After a YouTuber was charged $69,000 for an X-ray, he decided to create his own machine And he did. But don’t you do it.

 

 

There’s a rich history of privatised American medicine working as a tonic for sad citizens of elsewhere. For instance, do you remember the time a man tried to take a selfie with a rattlesnake, got bit, and was later charged $200,000 by the hospital that he managed to drag himself to?  Ha ha. However, the idiocy of privatised medicine has struck again, after a man decided to build his own X-ray machine, a hospital bill charged him $69,210 ($93,485 AUD). Gallingly, William Osman was happy to receive a steep discount, only paying $2,500 due to his “great insurance”, but he took the internet to solve a question that Americans are potentially asking themselves: Can I make my own X-ray machine for less than what my hospital bills would be?

As he explains: “My will to do science is significantly stronger than my will to live…this is my magnum opus. This is the most dangerous contraption I have ever built.”

On Osman’s shopping list was a $155 X-ray vacuum tube he recovered from a broken dental X-ray machine he bought on eBay, a giant roll of sheet lead, several Geiger counters and an electricity supply capable of delivering 60,000 volts. You what, mate?

Spoiler alert, he was able to produce a passable image of his finger, but why, America, why. You created Jazz. And baseball. And Donald Trump. You know what? Go for your life.

 

 

Bitterly, as day follows night, a reaction video followed Osman’s opus, as interventional radiologist Dr Michael Cellini said that the device was “actually pretty good,” before noting that hospitals have better standard X-ray machines. Duh. Nevertheless, Cellini was “pretty impressed”.

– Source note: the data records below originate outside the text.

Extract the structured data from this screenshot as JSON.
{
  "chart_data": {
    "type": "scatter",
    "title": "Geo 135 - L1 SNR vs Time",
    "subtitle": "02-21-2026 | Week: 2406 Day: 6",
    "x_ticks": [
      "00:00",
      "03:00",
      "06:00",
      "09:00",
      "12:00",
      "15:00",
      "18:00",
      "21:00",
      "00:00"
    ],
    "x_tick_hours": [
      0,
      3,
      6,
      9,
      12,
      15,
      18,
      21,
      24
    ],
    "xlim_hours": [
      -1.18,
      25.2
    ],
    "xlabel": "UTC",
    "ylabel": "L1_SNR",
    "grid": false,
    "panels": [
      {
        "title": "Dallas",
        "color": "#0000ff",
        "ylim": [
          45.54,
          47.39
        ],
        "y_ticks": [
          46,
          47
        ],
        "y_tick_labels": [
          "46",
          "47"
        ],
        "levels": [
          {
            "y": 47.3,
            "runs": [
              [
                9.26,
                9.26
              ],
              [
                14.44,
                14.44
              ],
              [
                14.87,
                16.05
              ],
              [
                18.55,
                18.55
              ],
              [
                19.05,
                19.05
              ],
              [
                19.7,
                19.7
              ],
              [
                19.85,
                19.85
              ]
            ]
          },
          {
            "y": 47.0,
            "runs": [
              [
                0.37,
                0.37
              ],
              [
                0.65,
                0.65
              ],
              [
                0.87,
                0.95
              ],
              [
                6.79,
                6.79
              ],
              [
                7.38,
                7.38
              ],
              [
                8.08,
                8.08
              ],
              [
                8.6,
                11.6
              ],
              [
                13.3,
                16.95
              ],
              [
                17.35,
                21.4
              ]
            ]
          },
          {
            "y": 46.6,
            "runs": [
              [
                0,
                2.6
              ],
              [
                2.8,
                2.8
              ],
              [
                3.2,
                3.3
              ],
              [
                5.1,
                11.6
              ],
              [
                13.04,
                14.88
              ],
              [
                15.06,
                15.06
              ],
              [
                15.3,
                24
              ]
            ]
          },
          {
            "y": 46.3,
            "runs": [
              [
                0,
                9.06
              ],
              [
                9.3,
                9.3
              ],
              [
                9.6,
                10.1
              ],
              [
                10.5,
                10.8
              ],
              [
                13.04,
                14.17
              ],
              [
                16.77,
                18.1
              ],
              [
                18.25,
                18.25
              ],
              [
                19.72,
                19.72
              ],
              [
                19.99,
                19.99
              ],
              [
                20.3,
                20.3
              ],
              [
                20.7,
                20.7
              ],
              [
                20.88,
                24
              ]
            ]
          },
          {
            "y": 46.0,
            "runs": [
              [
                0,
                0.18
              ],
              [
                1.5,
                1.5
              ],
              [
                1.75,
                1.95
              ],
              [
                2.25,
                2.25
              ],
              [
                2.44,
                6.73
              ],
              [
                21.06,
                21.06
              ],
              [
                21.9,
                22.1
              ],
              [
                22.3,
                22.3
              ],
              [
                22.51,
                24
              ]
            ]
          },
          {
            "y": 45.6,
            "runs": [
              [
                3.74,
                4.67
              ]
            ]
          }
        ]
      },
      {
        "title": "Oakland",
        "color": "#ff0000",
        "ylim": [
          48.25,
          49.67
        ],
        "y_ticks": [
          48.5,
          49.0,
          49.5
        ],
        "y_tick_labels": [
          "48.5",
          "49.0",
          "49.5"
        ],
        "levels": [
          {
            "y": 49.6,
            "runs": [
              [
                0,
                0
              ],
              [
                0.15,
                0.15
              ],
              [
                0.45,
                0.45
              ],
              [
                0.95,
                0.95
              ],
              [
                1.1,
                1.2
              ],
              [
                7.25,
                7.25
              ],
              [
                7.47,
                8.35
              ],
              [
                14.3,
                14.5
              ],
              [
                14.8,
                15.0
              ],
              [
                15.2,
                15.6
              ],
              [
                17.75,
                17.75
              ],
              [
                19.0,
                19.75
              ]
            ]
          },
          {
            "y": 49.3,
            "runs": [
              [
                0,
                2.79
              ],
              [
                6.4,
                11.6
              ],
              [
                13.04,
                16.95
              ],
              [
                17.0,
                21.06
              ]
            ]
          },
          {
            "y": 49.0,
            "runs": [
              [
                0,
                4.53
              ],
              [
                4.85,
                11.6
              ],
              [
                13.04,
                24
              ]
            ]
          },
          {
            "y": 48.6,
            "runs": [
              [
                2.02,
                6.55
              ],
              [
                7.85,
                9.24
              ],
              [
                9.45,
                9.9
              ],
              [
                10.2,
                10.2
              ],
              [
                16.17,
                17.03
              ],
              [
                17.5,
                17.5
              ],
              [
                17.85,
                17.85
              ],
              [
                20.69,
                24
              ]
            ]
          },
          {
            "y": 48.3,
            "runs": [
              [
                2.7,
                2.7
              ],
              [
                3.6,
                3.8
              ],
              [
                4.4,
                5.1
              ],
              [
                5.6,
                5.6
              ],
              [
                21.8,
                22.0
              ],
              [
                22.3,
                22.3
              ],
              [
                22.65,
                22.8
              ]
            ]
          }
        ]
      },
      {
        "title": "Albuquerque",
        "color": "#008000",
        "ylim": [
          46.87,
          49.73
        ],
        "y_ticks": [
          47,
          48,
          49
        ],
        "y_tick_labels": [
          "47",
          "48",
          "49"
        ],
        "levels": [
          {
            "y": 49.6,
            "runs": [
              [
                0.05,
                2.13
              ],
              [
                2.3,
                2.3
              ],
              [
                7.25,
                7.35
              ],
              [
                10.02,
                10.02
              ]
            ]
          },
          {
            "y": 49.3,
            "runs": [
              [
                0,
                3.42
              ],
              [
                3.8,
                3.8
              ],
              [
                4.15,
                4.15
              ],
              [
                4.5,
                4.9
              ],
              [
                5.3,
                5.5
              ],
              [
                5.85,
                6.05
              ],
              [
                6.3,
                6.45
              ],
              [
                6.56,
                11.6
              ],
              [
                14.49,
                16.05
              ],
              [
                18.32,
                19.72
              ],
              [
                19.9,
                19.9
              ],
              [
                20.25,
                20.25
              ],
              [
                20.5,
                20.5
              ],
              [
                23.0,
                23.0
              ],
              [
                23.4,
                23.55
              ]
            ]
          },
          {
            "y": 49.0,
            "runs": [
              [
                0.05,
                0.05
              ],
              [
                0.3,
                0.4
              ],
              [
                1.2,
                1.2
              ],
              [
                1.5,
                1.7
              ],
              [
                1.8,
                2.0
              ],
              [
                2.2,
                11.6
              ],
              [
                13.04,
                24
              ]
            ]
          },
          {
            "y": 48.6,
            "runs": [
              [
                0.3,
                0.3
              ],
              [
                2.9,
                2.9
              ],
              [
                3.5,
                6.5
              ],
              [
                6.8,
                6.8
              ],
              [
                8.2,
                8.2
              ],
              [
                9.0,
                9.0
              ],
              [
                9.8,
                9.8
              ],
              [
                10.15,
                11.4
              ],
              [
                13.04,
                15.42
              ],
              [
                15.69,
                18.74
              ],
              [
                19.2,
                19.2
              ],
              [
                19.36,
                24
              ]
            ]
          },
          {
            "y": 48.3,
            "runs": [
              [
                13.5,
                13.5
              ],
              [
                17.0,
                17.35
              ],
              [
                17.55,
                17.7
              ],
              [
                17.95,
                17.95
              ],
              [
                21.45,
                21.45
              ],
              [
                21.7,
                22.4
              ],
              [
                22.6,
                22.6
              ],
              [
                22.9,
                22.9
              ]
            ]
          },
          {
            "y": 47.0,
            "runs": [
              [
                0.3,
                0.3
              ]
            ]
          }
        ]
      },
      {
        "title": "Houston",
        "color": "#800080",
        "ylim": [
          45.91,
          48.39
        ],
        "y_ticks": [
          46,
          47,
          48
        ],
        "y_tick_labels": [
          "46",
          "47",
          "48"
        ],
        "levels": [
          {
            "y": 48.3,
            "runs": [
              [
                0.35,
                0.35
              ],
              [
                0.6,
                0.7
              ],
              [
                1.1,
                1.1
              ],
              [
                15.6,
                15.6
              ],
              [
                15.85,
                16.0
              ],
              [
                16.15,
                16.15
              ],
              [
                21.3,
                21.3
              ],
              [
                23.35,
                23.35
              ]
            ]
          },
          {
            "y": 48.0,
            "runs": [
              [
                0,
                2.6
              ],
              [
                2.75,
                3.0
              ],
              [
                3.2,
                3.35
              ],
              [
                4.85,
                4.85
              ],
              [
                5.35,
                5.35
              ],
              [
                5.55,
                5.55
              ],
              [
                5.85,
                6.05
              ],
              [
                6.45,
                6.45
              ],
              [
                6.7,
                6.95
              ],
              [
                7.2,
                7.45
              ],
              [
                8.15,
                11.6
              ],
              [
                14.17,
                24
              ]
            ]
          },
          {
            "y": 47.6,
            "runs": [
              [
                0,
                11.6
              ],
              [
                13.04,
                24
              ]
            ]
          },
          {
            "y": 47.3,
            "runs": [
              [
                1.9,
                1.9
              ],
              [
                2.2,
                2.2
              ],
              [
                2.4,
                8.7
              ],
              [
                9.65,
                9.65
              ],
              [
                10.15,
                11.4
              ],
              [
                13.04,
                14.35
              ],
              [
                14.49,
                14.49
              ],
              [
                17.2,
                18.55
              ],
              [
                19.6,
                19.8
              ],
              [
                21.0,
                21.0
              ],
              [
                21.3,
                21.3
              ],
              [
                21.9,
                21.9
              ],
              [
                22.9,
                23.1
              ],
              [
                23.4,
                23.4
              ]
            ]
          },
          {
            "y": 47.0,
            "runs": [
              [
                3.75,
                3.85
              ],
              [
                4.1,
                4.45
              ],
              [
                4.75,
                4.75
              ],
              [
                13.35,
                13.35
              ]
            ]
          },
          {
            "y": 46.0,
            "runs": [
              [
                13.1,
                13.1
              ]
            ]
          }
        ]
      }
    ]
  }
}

As IflScience put it, “the radiologist (and other radiologists online) were less impressed when he chose to X-ray his own hand. Osman points out that the radiation that he’ll receive from his X-ray is not as bad as a CT scan, or from a year of living your life being bombarded by background levels of radiation.”

“The X-rays produced are not as bad as a CT scan – but that doesn’t mean you should do it,” Dr Cellini confirmed. “It is probably less than what you’d get from an annual background radiation dose. There is risk, but not as high as you’d think.”

The video received less of an enthusiastic reaction from experts commenting on his video, where one wrote “s a radiation safety officer at a materials lab, 80% of this video had me screaming internally”, nor on the Radiology subreddit where a popular comment read “very radiologist watching this is rolling their eyes so far back they can see their optic nerve.”

I mean, the man is a YouTuber. You could make the case that the industry-standard extreme positivity, over the top reactions and talking to yourself is equally as damaging as radiation, but the video proves that it’s possible to create your own X-ray machine in your house. But please just don’t do it. Just implement universal health care, idiots.